Millôr obteve êxito de crítica e de público em todos os lugares e áreas por que passou. O pano de fundo de seu início de carreira foram os anos de ouro da intelectualidade carioca. Ele conviveu com alguns dos maiores pensadores e artistas: Vinicius de Moraes, Nelson Rodrigues, Paulo Francis. Todos estavam apenas começando. Em 1938, aos 15 anos, conseguiu emprego na revista A Cigarra, após vencer um concurso de crônicas. Um dia, a revista ficou com um buraco, devido à desistência de um anunciante. Já ciente do talento do jovem para o humor, o editor Francisco Chateaubriand pediu que ele ocupasse as páginas. Livremente. Millôr assinou Vão Gogo e ganhou o espaço. Em pouco tempo, era diretor de redação.

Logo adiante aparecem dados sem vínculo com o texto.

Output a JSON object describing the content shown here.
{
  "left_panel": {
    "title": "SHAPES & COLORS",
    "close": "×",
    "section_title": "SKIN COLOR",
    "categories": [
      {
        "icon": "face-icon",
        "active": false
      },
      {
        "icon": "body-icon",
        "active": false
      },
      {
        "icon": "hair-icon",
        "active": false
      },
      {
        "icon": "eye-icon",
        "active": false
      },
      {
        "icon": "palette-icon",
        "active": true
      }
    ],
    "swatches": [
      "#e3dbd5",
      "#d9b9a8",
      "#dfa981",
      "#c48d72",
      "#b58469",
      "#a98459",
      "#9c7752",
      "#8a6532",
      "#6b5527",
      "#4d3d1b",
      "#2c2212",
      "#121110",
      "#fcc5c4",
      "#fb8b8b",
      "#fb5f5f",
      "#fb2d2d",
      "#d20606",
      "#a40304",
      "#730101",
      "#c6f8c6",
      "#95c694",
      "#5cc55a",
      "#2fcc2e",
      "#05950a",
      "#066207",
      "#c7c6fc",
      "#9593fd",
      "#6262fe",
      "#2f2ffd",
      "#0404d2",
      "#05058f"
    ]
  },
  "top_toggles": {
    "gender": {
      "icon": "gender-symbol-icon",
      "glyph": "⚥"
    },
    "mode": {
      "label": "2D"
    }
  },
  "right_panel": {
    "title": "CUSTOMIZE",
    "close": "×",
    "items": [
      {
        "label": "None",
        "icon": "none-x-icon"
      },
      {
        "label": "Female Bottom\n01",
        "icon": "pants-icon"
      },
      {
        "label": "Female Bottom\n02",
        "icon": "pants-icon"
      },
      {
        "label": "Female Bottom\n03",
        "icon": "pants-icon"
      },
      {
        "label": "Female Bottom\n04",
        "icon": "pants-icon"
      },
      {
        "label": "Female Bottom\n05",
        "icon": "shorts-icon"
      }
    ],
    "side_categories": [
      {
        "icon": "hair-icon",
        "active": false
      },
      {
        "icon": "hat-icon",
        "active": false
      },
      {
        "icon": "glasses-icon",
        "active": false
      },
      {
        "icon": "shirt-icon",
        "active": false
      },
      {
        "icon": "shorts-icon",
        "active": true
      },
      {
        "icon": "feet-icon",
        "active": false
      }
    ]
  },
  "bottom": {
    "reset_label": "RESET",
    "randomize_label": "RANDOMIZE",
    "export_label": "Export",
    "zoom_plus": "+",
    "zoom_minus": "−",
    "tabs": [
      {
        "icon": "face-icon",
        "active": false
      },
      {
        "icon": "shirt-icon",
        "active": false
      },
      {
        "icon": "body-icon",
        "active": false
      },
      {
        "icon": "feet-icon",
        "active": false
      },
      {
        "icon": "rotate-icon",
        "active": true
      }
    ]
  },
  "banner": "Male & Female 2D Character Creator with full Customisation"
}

Daí, não parou mais. Em 1941, sua coluna “Pif Paf”, no auge da revista O Cruzeiro, fez história. Mas o humor que lhe rendeu o sucesso também lhe custou o emprego. Numa sátira de 1963, criticou a obra divina (Essa pressa leviana/Demonstra o incompetente/Fazer o mundo em sete dias/Com a eternidade pela frente). Millôr nunca se cansou de falar de sua descrença – que teve origem na morte precoce do pai e da mãe. Millôr ainda foi um dos pais do lendário O Pasquim. Depois de trabalhar na televisão e escrever para o teatro – colecionando prêmios –, juntou-se a outros jornalistas para desafiar a ditadura militar. Em 1970, chegaram à tiragem de 200 mil exemplares. Naquele ano, quase toda a equipe foi presa. Millôr, livre, assumiu a direção do jornal e manteve todas as seções, escrevendo no estilo dos colegas. Coisa de gênio. Gênio, aliás, talvez seja uma palavra gasta em tempos de superlativos exagerados. Mas é como o classificam todos os que conviveram com ele. Um frasista sem qualquer esforço, um emissor de opiniões sempre originais. “Millôr acreditava na inteligência de seu público”, disse a crítica Barbara Heliodora. No dia seguinte a sua morte, seus 285 mil seguidores no Twitter repetiram suas frases à exaustão. “O otimista não sabe o que o espera”; “Brasil, um filme pornô com trilha de bossa nova”; “Como são admiráveis as pessoas que nós não conhecemos bem” – foram algumas.
Millôr foi tradutor de Shakespeare e afirmava ter inventado o frescobol – segundo ele, o único esporte sem vencedor. Àvido leitor de gibis quando garoto, dizia que essa fora sua “maior influência intelectual”. Tudo era fonte e matéria-prima para sua ação. O mundo era seu playground, sua tela, sua página em branco. “Eu também não sou um homem livre”, disse ele. “Mas muito poucos estiveram tão perto.”